Malgré les affirmations de la chaîne Grey Zone Telegram, proche de Wagner, selon lesquelles le crash a été causé par des traîtres à la Russie, et les allusions du député de la Douma d'État A Just Russia-For Truth, Sergei Mironov, à la possibilité d'un acte criminel de la part d'un acteur russe, les conspirations sur l'implication du Kremlin ont été sévèrement censurées.
Possible replacement
Ce contrôle de l'information et la crainte de représailles pourraient convaincre des SMP de Wagner auparavant récalcitrantes de s'intégrer à l'armée russe régulière.
L'intégration des opérations africaines de Wagner au ministère russe de la défense devrait se faire relativement facilement. Au Soudan, les SMP de Wagner gardent principalement les mines d'or, et l'ancien président Dmitry Medvedev a supervisé les contrats avec la société Meroe Gold de Prigozhin.
La rencontre de Khalifa Haftar, chef de l'Armée nationale libyenne (ANL), avec le vice-ministre russe de la défense, Yunus-Bek Yevkurov, immédiatement après la mort de Prigozhin, et l'ouverture du président de la RCA, Fausatin-Archange Touadera, à la coopération avec d'autres entités russes, sont des signes encourageants.
L'assistance directe du Kremlin pourrait aider les opérations de Wagner au Mali à obtenir un meilleur accès à l'armement lourd, étant donné qu'elles ont connu des pénuries d'équipement en raison de la guerre en Ukraine.
Un processus d'intégration stable de Wagner au sein du ministère russe de la Défense pourrait lui permettre d'être engagée par de nouveaux clients, tels que les juntes militaires du Burkina Faso et du Niger.
À plus long terme, le Kremlin pourrait confier à d'autres sociétés de gestion des polices les responsabilités qu'il confiait autrefois à Wagner.
La SMP Redut, dont les rangs sont passés de 300 à 7 000 au cours de la première année de la guerre d'Ukraine, a été fondée par le général Vladimir Alexeyev, ancien allié de Prigozhin, mais elle travaille en étroite collaboration avec le ministère russe de la défense.
Cela pourrait lui permettre d'intégrer d'anciens combattants de Wagner et de promouvoir les intérêts de la Russie dans le monde entier de manière incontrôlable.
La PMC du géant russe de l'énergie Gazprom, qui supervise les milices Flame, Stream et Torch, pourrait également étendre sa portée internationale.
Pour éviter que la consolidation du pouvoir et la tentative de coup d'État de Prigozhin ne se répètent, Poutine soutiendra probablement un réseau oligopolistique de SMP et s'abstiendra de confier un large éventail de responsabilités à une seule personne.

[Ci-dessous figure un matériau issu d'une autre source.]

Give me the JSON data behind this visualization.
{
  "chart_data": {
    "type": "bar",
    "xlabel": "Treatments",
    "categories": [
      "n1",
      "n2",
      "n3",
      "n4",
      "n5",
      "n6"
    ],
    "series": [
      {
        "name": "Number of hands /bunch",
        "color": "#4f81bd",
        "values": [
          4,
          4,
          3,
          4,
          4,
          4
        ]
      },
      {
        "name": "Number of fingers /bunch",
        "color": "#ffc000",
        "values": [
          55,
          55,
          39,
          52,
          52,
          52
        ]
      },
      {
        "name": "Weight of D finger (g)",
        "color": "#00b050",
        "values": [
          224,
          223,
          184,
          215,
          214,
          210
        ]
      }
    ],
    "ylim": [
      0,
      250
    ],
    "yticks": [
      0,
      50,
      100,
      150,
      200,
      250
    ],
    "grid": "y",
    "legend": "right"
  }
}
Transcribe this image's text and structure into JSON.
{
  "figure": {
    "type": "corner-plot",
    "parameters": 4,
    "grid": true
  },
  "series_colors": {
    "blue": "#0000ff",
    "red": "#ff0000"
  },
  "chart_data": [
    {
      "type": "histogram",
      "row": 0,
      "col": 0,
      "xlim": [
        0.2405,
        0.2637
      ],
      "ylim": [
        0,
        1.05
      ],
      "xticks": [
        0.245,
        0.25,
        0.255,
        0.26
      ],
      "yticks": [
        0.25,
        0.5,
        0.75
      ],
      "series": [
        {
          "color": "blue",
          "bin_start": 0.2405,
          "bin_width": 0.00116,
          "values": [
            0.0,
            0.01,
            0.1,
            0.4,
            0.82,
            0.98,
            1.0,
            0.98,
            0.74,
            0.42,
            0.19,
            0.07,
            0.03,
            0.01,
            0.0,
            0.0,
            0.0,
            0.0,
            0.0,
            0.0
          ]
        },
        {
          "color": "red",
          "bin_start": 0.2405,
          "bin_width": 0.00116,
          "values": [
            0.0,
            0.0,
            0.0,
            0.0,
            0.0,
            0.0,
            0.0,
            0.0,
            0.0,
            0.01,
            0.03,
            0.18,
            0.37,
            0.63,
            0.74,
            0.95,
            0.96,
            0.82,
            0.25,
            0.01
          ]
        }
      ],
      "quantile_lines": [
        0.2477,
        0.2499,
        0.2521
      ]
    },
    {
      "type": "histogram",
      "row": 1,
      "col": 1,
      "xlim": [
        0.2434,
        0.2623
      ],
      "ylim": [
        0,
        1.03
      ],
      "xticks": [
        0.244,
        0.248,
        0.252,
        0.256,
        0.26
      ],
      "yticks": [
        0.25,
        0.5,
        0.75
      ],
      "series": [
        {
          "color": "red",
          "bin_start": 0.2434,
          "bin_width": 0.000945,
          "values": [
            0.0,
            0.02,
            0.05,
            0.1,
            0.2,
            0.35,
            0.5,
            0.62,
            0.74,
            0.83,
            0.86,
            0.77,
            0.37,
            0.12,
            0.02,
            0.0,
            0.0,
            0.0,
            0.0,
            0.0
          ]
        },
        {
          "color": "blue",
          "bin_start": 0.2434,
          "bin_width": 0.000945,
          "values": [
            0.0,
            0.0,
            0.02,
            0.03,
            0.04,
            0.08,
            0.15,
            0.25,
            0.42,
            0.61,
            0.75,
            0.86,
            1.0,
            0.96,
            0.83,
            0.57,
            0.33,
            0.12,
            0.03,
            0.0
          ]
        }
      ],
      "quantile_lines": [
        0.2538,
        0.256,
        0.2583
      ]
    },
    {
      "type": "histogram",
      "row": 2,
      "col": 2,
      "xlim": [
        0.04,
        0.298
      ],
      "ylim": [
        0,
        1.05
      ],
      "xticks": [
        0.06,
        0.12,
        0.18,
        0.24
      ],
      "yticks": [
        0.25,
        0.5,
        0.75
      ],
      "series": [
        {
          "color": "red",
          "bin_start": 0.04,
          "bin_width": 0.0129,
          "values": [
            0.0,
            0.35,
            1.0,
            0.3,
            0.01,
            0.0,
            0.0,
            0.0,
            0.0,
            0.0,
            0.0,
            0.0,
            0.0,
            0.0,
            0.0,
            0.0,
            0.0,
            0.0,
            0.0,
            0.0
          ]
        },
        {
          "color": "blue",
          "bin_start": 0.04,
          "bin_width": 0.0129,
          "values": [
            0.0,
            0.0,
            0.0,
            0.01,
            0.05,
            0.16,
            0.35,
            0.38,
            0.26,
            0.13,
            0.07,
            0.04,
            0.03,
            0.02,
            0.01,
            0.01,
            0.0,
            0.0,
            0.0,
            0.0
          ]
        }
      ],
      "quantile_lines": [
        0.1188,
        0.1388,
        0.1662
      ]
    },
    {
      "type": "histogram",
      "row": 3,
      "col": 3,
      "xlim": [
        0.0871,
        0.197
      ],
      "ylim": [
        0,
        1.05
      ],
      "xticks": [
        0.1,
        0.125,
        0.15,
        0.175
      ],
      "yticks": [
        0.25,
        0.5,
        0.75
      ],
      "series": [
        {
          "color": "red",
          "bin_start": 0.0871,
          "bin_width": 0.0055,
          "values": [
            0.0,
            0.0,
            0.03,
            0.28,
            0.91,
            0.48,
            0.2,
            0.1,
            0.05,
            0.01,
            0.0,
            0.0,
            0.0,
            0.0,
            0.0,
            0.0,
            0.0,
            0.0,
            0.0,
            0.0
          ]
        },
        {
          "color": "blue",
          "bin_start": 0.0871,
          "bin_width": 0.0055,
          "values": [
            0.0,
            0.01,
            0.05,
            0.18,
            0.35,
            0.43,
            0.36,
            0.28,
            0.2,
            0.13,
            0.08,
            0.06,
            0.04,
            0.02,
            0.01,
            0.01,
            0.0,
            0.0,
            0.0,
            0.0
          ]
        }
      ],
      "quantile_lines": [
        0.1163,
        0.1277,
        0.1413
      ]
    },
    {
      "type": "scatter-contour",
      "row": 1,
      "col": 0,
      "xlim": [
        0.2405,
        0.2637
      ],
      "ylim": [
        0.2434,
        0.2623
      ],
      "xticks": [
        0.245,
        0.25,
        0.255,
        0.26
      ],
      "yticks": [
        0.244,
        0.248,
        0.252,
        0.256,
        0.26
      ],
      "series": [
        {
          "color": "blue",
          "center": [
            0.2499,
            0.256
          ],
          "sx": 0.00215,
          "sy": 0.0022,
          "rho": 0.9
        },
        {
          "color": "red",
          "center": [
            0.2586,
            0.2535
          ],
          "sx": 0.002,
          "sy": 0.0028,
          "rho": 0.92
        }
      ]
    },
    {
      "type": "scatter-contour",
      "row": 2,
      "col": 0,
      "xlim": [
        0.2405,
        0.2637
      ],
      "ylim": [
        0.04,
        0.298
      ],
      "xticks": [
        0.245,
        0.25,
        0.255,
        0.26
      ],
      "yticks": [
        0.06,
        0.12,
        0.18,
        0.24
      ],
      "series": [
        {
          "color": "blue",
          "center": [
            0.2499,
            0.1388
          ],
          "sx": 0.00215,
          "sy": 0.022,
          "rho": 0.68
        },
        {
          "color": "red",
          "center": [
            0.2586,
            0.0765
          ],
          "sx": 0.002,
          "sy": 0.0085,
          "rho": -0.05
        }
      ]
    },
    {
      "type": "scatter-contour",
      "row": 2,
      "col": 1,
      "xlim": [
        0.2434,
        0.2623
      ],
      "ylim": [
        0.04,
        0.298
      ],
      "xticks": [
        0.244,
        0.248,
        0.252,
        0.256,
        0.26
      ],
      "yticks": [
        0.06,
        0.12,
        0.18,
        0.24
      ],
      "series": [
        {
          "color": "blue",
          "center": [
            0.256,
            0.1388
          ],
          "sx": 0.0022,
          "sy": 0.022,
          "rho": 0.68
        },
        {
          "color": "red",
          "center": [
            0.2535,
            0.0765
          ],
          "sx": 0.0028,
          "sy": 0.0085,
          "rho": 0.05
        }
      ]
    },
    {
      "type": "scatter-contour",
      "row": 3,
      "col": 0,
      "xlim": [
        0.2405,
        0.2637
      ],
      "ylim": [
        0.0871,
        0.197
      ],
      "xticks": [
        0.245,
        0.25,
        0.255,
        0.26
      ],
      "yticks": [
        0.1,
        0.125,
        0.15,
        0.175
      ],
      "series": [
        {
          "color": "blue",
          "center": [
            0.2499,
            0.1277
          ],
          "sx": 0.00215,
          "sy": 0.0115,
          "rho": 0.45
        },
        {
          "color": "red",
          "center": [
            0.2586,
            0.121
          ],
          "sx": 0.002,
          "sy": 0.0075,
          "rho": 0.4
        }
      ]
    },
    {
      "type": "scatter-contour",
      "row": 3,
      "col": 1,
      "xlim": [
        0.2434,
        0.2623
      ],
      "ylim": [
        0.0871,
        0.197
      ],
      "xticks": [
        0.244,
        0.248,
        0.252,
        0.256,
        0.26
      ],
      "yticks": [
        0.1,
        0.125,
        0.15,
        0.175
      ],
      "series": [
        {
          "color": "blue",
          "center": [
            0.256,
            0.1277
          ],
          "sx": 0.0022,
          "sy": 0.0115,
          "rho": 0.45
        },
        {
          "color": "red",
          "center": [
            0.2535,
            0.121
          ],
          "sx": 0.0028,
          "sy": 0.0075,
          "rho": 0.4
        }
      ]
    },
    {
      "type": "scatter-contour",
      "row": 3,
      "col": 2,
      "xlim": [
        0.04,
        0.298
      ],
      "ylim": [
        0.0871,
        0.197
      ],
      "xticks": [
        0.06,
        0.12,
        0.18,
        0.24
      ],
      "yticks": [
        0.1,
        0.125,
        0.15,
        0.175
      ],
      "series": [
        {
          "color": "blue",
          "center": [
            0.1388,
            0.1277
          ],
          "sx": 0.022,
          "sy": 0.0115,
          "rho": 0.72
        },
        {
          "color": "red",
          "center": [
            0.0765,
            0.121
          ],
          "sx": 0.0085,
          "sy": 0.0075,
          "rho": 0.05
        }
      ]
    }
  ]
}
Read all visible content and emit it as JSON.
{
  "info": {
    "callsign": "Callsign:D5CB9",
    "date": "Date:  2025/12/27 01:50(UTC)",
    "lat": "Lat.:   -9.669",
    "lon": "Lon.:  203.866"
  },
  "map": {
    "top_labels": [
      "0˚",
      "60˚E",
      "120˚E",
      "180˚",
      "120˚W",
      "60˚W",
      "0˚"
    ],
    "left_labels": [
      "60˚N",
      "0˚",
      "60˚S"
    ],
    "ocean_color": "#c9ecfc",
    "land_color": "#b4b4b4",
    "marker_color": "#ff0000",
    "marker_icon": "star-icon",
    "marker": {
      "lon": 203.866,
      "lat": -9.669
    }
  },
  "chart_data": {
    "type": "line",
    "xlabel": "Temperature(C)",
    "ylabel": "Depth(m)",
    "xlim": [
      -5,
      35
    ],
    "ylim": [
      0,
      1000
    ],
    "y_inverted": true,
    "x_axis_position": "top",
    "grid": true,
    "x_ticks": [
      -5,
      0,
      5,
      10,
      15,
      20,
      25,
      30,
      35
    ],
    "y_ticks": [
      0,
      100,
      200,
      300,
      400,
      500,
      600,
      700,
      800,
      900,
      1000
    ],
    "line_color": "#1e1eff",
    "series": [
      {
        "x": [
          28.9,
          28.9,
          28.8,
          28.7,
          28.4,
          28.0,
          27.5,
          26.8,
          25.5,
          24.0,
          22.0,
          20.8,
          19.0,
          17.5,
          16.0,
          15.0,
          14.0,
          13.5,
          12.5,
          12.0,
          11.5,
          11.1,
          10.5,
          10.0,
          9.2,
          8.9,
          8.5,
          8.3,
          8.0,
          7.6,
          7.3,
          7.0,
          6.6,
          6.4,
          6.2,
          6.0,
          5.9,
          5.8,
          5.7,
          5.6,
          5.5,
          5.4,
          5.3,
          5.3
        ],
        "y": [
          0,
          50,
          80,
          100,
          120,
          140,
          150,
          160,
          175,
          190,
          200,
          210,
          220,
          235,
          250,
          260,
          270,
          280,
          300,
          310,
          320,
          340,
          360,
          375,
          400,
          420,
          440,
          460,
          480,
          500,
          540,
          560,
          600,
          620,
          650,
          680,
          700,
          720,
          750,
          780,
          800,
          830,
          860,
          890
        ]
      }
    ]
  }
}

Bien que la mort de Prigozhin ait suscité des craintes d'instabilité accrue en Russie et des prédictions de perturbation de ses opérations internationales, les premiers signes suggèrent que l'emprise de Poutine sur le pouvoir est devenue plus sûre.
L'héritage de Prigozhin se perpétuera dans un Wagner nouvellement reconstitué et fermement ancré dans le giron de l'État russe.
L'auteur, Samuel Ramani, est un expert en relations internationales et l'auteur de "Russia in Africa" et "Putin's War on Ukraine".